The earth rushed upward.
Closer.
Closer.
“Enough!”
Cimi’s voice cut through the mania like a blade.
She seized him, forcibly bleeding momentum from his fall. Air buckled as his descent slowed from cataclysmic to merely devastating. She pressed her will against the ocean of faith surrounding them, steadying his senses while suppressing the distant influence of Mictlantecuhtli, whose hunger thrilled at the thought of ruin.

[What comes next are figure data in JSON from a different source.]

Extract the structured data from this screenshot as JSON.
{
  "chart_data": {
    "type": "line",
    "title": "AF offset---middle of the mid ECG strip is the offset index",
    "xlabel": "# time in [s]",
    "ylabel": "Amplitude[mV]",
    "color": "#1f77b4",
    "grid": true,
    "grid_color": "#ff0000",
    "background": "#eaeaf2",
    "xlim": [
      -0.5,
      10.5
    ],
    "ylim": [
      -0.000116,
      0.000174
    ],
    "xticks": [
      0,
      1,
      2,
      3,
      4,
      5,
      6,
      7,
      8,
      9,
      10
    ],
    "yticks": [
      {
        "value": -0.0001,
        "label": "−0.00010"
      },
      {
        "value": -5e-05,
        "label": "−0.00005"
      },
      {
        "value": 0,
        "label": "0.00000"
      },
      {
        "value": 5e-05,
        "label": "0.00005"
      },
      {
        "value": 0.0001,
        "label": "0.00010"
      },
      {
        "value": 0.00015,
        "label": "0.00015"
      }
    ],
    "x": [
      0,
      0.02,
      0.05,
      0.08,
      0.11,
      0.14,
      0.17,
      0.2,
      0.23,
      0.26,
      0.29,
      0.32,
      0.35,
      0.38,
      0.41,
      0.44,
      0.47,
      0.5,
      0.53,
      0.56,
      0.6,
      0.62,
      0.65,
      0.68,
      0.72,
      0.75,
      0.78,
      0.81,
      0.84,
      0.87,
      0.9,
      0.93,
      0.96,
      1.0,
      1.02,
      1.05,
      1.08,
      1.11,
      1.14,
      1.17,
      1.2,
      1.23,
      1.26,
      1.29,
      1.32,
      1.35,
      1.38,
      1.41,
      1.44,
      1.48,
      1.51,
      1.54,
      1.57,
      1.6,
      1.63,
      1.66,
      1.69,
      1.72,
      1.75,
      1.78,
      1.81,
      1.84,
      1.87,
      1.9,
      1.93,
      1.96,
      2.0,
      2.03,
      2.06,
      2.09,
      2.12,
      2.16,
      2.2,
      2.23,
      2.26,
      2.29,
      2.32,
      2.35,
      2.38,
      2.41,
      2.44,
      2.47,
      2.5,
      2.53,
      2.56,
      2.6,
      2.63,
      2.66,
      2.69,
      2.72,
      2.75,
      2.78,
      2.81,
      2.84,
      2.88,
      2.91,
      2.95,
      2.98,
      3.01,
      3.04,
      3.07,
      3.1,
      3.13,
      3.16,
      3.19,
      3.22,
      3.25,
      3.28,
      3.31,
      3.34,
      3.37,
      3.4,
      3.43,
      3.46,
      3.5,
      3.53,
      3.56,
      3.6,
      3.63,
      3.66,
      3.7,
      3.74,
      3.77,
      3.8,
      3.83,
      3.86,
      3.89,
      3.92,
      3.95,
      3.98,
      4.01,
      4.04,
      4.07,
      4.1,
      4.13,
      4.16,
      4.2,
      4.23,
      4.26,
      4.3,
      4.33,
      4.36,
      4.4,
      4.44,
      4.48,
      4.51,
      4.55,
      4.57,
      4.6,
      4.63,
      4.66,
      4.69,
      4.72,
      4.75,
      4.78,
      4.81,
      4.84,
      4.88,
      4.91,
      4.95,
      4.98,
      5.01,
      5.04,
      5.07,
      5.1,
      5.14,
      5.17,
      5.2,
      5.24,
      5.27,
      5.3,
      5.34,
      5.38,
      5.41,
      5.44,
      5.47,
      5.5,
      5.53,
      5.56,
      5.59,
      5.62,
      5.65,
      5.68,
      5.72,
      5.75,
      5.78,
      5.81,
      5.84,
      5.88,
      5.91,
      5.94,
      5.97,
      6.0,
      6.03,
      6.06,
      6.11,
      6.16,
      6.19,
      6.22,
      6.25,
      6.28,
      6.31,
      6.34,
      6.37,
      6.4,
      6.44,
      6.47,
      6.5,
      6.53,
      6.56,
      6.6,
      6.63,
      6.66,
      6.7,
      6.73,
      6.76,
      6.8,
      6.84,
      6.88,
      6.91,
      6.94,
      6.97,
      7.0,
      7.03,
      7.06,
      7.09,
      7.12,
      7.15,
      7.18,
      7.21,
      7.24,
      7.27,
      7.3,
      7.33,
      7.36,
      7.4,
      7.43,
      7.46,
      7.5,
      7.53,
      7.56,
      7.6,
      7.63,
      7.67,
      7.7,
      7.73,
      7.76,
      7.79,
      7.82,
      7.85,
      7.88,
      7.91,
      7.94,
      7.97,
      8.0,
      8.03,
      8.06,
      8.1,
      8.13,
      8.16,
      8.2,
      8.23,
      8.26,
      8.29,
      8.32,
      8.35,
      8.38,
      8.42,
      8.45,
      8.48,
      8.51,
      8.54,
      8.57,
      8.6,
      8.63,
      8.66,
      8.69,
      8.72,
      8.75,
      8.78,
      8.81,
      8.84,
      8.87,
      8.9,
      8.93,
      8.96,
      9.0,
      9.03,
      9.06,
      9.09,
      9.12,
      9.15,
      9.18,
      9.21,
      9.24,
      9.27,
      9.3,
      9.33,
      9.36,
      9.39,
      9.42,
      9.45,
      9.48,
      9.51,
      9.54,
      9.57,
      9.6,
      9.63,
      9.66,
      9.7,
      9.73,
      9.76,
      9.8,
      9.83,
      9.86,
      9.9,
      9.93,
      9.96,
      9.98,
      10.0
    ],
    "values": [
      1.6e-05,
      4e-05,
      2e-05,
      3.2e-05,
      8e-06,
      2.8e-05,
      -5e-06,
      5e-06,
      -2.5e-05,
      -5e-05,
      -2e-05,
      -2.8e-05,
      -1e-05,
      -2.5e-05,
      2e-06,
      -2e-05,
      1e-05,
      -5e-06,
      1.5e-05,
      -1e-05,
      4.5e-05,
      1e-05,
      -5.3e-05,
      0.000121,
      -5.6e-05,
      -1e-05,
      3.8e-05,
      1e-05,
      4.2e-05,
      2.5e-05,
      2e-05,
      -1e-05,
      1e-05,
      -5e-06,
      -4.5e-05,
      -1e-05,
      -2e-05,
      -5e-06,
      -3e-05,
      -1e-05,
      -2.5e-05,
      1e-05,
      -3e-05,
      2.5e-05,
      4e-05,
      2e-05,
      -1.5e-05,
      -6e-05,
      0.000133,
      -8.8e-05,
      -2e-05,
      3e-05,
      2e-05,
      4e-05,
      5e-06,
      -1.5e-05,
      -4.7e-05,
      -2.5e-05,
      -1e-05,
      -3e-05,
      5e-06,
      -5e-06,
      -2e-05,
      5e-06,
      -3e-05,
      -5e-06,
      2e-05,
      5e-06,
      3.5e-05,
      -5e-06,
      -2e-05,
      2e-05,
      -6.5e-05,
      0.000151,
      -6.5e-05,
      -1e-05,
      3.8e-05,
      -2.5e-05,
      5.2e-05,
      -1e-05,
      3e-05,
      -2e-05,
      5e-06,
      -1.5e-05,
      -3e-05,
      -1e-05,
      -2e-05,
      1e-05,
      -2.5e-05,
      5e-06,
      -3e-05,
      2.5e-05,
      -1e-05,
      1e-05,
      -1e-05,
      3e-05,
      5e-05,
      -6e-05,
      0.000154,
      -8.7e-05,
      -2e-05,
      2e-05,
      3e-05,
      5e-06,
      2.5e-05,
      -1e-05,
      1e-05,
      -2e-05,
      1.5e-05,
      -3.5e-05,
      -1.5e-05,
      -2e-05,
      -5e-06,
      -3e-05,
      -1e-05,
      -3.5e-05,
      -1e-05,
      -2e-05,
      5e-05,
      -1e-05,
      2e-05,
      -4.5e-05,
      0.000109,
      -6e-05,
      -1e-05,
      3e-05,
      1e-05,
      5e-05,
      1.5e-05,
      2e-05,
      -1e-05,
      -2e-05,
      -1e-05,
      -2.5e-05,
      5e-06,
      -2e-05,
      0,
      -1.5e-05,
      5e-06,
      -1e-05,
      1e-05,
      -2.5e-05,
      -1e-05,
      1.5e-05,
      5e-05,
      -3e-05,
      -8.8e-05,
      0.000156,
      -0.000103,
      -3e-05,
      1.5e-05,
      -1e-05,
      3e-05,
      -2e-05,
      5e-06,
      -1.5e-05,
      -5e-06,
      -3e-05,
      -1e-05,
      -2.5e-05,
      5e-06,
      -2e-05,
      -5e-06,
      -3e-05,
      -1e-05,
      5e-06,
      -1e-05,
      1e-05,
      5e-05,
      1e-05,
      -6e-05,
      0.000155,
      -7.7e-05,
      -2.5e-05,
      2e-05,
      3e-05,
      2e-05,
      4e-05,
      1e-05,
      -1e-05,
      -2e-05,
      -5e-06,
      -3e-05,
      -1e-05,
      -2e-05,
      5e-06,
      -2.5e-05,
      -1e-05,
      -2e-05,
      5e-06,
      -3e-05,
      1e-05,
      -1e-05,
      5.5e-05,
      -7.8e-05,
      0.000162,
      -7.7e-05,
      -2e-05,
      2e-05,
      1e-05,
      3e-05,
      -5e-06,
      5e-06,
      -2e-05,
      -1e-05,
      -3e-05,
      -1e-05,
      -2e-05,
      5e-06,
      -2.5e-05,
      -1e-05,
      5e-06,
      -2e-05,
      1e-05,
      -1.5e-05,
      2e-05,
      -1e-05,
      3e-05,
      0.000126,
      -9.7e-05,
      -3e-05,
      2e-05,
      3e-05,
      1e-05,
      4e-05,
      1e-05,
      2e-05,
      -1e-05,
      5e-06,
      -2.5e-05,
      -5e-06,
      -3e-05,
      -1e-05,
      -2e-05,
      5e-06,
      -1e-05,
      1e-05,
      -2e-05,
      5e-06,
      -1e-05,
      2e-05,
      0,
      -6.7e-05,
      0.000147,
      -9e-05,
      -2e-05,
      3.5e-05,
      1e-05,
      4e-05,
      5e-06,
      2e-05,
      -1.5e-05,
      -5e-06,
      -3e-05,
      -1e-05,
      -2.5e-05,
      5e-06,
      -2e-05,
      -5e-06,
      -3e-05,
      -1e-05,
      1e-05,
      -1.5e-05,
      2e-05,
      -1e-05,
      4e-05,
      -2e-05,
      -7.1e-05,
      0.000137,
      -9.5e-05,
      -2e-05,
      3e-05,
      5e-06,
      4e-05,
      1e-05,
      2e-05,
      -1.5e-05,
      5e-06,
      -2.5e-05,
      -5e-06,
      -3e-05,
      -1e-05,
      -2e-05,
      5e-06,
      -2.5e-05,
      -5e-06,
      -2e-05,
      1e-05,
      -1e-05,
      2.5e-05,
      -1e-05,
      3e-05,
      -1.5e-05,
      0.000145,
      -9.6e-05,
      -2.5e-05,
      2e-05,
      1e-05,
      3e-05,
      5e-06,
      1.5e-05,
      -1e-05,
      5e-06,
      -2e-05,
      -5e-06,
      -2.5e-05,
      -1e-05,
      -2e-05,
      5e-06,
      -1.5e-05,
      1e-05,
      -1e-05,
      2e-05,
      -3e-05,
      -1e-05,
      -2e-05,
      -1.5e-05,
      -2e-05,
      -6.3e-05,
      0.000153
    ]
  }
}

For a fleeting moment, she tried to press her will upon Jaime as well.
She failed.
Even as a lesser divinity, Jaime’s soul burned too fiercely. No god. No spirit. No patron could command what was now wholly divine.
Cimi recoiled, then shrieked—not in anger, but urgency.
Focus.
She forced his awareness outward.
Something was wrong.
Far beyond Chantico’s borders, the currents of faith churned violently. A violent collision of divinity and corruption tore at the spiritual fabric of the land.
It was impossible to ignore.
Jaime’s laughter died.
His playful radiance dimmed, replaced by something colder. Sharper.
Death coiled around him like a mantle.
He stabilized midair, eyes narrowing toward the distant clash he had only now begun to perceive. His skin prickled. Every instinct screamed.
Whatever was there—
Whatever dared spread such corruption—
Would not be allowed to endure.
His soul, his spirit, and his patron demanded annihilation.
And the festering stain in the distance could not hide from Jaime’s sunlit glare.